Is this kind of college prep a monopoly? Or am I just short-sighted? Or do I have no idea what I want to do? When people ask me about my future field, I always reply with applied mathematics, or architecture, or something stupid and generic like engineering, but in the back of my head, I'm still thinking that if my parent's would let me, design. Maybe its the struggle to do this that will make my work passionate enough to be worth it. I go to school with an impending doom to tolerate seven classes. Still I feel the most free, the most happy, when I'm on the computer, tirelessly scrubbing away a tshirt cover.

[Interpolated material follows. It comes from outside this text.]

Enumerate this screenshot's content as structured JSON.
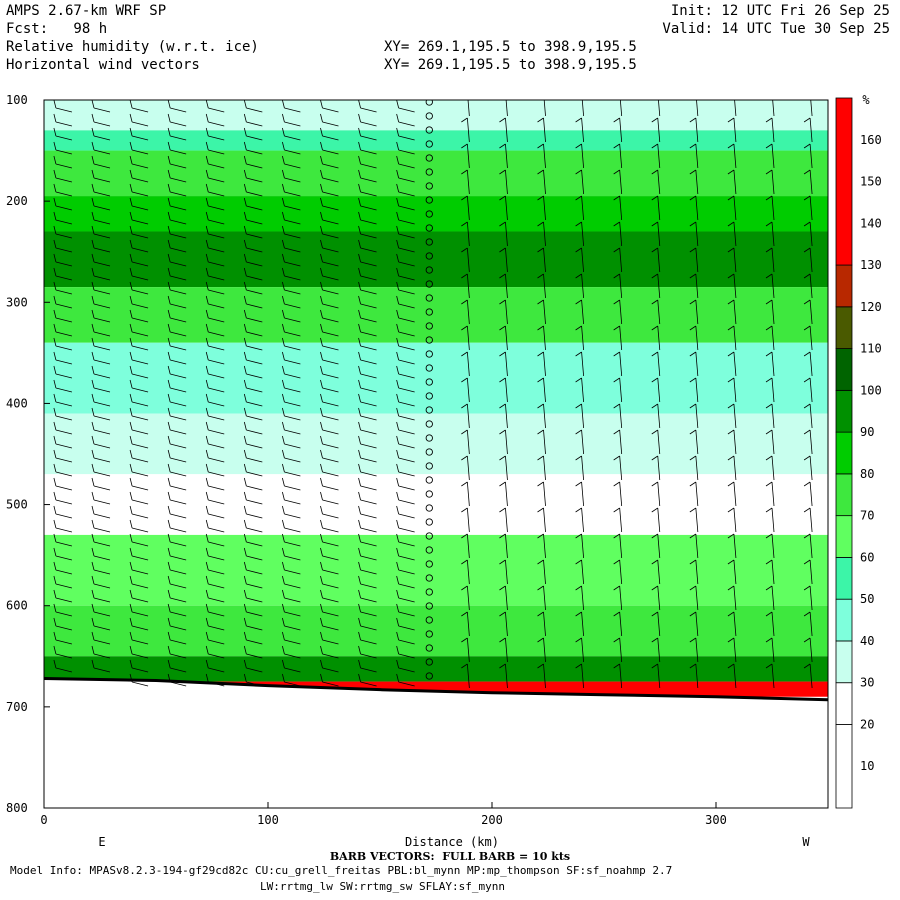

When I watch vlogbrothers, browse dftba, the Ellen shop, read Redbubble's FAQ, I always think that if I could work the ropes like David Karp (he's the creator of Tumblr. If you don't read the link I gave you, you must not be a real blogger) did, wouldn't that be okay? To keep creating for a greater good than spending my entire capacity on computer programming. I can't imagine myself as an engineer. It always felt so wrong to say out loud, to think inside. Is this time the I face it? Because I don't think anyone else wants to do so with me.

Here's a video about art. http://www.youtube.com/watch?feature=player_embedded&v=nDwTjPsG4b0
It makes context very romantic. I think John and Hank are going to change many worlds.